Le verdict est tombé jeudi, à l’issue d’un procès mené par la chambre criminelle du pôle antiterroriste. Outre la prison ferme, l’homme identifié comme Yann V. écope d’une interdiction de séjour au Mali pendant deux décennies et d’une amende de 5 400 euros.
Les autorités maliennes expliquent que l’intéressé avait été appréhendé le 13 août 2025 lors d’une opération de la Sécurité d’État, les services de renseignement locaux. Officiellement affecté à l’ambassade de France à Bamako, il avait été arrêté en compagnie de plusieurs officiers des Forces armées maliennes (FAMa).
Ces militaires, radiés de l’armée depuis leur arrestation, sont soupçonnés d’avoir participé à un réseau d’espionnage et de complot visant à déstabiliser la transition malienne et à préparer un coup d’État.
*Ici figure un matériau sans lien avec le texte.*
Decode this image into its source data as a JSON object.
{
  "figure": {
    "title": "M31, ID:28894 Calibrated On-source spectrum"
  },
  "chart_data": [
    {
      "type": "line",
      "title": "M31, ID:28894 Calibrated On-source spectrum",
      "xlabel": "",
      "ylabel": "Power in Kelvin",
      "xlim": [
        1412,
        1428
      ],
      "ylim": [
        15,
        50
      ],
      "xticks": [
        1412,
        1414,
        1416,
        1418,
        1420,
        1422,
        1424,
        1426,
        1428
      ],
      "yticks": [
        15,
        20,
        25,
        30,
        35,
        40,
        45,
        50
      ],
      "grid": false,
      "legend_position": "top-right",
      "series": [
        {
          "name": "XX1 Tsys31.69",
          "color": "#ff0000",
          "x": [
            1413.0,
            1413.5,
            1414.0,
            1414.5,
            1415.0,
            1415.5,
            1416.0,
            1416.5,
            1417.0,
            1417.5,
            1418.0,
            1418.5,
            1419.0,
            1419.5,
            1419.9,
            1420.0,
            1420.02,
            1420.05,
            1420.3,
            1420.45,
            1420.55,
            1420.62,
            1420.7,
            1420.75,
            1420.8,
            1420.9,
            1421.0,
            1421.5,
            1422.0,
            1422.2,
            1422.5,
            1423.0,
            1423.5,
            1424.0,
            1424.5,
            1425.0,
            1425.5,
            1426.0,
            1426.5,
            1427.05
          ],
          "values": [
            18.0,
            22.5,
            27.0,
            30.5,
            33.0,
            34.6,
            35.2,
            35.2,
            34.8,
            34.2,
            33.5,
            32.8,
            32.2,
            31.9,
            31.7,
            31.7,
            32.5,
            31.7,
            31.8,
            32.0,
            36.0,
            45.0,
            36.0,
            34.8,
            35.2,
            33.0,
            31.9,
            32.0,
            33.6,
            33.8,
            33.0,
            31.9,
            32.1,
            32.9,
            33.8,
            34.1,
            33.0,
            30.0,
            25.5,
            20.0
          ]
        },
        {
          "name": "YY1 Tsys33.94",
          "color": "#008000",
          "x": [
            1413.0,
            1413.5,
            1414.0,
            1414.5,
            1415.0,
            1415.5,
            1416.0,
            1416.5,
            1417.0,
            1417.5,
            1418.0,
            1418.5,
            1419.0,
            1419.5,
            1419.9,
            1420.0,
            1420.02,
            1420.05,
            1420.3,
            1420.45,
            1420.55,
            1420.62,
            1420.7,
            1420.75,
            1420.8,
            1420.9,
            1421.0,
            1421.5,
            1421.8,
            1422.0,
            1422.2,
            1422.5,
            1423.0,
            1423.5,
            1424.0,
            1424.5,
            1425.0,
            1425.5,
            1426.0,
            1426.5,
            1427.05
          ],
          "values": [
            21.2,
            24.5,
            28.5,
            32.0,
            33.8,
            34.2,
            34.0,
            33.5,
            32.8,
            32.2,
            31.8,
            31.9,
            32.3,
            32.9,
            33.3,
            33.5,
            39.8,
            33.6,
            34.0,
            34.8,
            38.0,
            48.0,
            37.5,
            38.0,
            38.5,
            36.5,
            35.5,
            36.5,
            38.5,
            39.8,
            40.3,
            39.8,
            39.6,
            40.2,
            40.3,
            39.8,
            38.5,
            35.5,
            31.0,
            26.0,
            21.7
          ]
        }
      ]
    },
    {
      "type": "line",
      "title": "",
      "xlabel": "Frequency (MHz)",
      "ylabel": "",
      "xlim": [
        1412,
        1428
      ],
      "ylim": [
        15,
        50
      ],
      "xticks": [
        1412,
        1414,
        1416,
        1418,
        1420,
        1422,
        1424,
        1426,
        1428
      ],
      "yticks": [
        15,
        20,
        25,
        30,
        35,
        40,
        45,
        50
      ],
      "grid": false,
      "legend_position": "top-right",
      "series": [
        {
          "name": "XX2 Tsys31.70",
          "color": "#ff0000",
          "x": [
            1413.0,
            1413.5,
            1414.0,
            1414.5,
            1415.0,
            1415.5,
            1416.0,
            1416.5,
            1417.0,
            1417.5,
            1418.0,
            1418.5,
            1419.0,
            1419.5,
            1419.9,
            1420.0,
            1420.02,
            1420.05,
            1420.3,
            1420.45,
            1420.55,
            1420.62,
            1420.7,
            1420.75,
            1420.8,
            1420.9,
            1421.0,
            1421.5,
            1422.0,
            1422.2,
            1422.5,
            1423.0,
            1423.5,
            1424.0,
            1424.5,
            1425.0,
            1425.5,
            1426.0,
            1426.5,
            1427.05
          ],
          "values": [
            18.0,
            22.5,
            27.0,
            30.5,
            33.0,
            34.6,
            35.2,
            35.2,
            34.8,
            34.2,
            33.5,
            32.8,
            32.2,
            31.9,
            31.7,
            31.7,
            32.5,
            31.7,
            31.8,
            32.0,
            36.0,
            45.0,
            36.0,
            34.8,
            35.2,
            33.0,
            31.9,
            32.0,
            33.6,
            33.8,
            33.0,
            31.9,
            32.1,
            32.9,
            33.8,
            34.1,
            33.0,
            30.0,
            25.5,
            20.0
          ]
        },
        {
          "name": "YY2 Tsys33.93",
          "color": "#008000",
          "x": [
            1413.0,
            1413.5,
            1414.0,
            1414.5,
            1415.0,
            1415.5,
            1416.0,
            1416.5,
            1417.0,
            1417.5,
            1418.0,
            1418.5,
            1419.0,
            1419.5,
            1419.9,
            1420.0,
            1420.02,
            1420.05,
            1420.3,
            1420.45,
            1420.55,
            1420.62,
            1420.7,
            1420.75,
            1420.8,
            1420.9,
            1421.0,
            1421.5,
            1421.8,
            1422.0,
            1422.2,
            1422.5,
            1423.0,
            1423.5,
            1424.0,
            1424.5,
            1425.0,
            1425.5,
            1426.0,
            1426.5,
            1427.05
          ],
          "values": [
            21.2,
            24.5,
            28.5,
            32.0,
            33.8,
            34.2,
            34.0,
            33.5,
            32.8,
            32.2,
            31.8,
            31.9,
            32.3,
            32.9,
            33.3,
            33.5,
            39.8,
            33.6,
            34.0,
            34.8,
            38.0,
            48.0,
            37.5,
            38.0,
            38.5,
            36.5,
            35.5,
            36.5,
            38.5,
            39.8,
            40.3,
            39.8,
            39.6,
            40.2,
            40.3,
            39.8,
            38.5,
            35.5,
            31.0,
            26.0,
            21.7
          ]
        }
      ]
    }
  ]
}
Leur procès n’a pas encore eu lieu.
La France rejette fermement ces accusations. Le ministère français des Affaires étrangères a qualifié le jugement de « sans fondement » et affirmé que l’agent accomplissait une mission de coopération sécuritaire. Paris dément toute implication dans une tentative de déstabilisation du Mali.
Cette affaire a déjà provoqué de vives tensions diplomatiques. Après l’arrestation, la France avait suspendu sa coopération antiterroriste avec le Mali et expulsé deux diplomates maliens. Depuis les coups d’État de 2020 et 2021, les relations entre Bamako et Paris se sont fortement dégradées, le Mali réduisant sa coopération avec les Occidentaux tout en se rapprochant de la Russie.